The Arbitration Legitimacy Stack: Due Process, Explainability, and Enforceability of AI-Augmented Awards in a Post-AGI World
Track: Track 2: Socio-Economical and Future Visions
Keywords: Arbitration Legitimacy Stack, AI-Assisted Award Record (AAR), AI-assisted arbitration, award enforceability, due process, rule-level transparency, inference-level transparency, narrative-level transparency, process evidence, provenance metadata, solver-checkable traces, prompt injection, explanation laundering
TL;DR: As arbitration adopts AI, enforceability will hinge on auditable process, not just outcomes. Proposes a 3-layer legitimacy stack (rule/inference/narrative) and an AI-Assisted Award Record with provenance, traces, and override logs.

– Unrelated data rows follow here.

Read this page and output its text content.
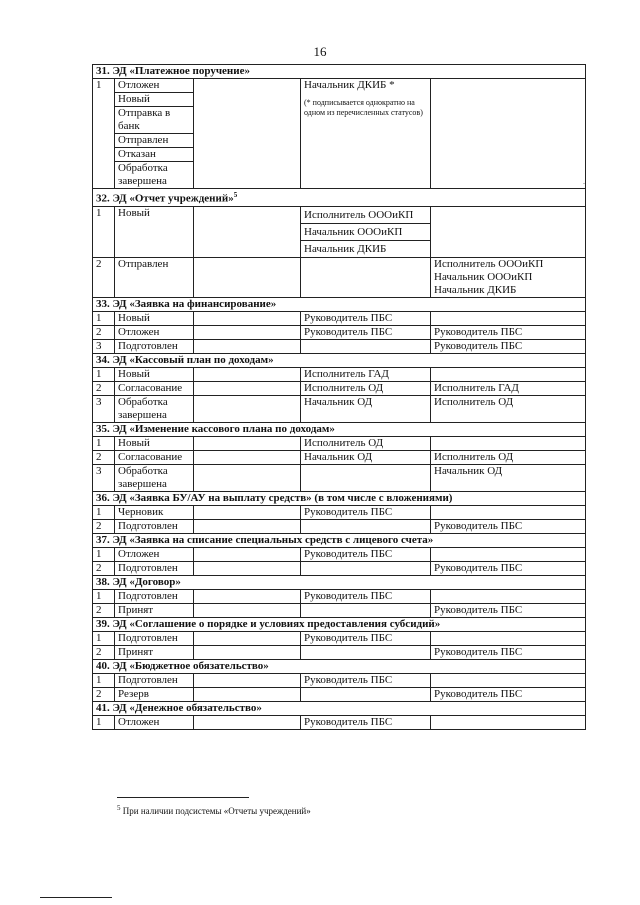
16
31. ЭД «Платежное поручение»				
1	Отложен		Начальник ДКИБ *
(* подписывается однократно на одном из перечисленных статусов)	

	Новый			
	Отправка в банк			
	Отправлен			
	Отказан			
	Обработка завершена			
32. ЭД «Отчет учреждений»$^5$
1	Новый		Исполнитель ОООиКП
Начальник ОООиКП
Начальник ДКИБ	

2	Отправлен			Исполнитель ОООиКП
Начальник ОООиКП
Начальник ДКИБ

33. ЭД «Заявка на финансирование»				
1	Новый		Руководитель ПБС	
2	Отложен		Руководитель ПБС	Руководитель ПБС
3	Подготовлен			Руководитель ПБС
34. ЭД «Кассовый план по доходам»				
1	Новый		Исполнитель ГАД	
2	Согласование		Исполнитель ОД	Исполнитель ГАД
3	Обработка завершена		Начальник ОД	Исполнитель ОД
35. ЭД «Изменение кассового плана по доходам»				
1	Новый		Исполнитель ОД	
2	Согласование		Начальник ОД	Исполнитель ОД
3	Обработка завершена			Начальник ОД
36. ЭД «Заявка БУ/АУ на выплату средств» (в том числе с вложениями)				
1	Черновик		Руководитель ПБС	
2	Подготовлен			Руководитель ПБС
37. ЭД «Заявка на списание специальных средств с лицевого счета»				
1	Отложен		Руководитель ПБС	
2	Подготовлен			Руководитель ПБС
38. ЭД «Договор»				
1	Подготовлен		Руководитель ПБС	
2	Принят			Руководитель ПБС
39. ЭД «Соглашение о порядке и условиях предоставления субсидий»				
1	Подготовлен		Руководитель ПБС	
2	Принят			Руководитель ПБС
40. ЭД «Бюджетное обязательство»				
1	Подготовлен		Руководитель ПБС	
2	Резерв			Руководитель ПБС
41. ЭД «Денежное обязательство»				
1	Отложен		Руководитель ПБС	
.
$^5$ При наличии подсистемы «Отчеты учреждений»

Abstract: International commercial arbitration is a private, transnational governance system whose legitimacy rests on a fragile bargain: parties trade public adjudication for speed and expertise, but they still demand due process and an enforceable award. As AI assistance becomes routine in case management, evidence triage, translation, and draft-award generation, enforceability will increasingly hinge on process evidence—what a tribunal can show about how it reached a decision, not just what it decided. We propose the Arbitration Legitimacy Stack, a socio-legal framework that decomposes legitimacy into three auditable layers: (1) rule-level transparency (which rules and instruments were applied), (2) inference-level transparency (inspectable steps from premises to conclusions, ideally machine-checkable for rule-governed determinations), and (3) narrative-level transparency (human-readable reasons that faithfully summarize the inference artifacts). We argue that post-AGI arbitration fails when these layers decouple: fluent narratives can mask untraceable inferences, while formal traces can become unintelligible to parties. To operationalize the stack, we introduce an AI-Assisted Award Record (AAR): a compact bundle containing AI-use disclosure, provenance metadata for evidence operations, solver-checkable traces for formalizable steps (e.g., jurisdiction, admissibility, timelines, costs), and an override log capturing non-delegable human judgment. We sketch confidentiality-preserving disclosure modes and outline a Tiny-Paper-sized research agenda: micro-benchmarks tied to procedural rulebooks, cross-layer faithfulness metrics, and auditability-by-design patterns resilient to prompt-injection and explanation-laundering attacks.
Anonymization: This submission has been anonymized for double-blind review via the removal of identifying information such as names, affiliations, and identifying URLs.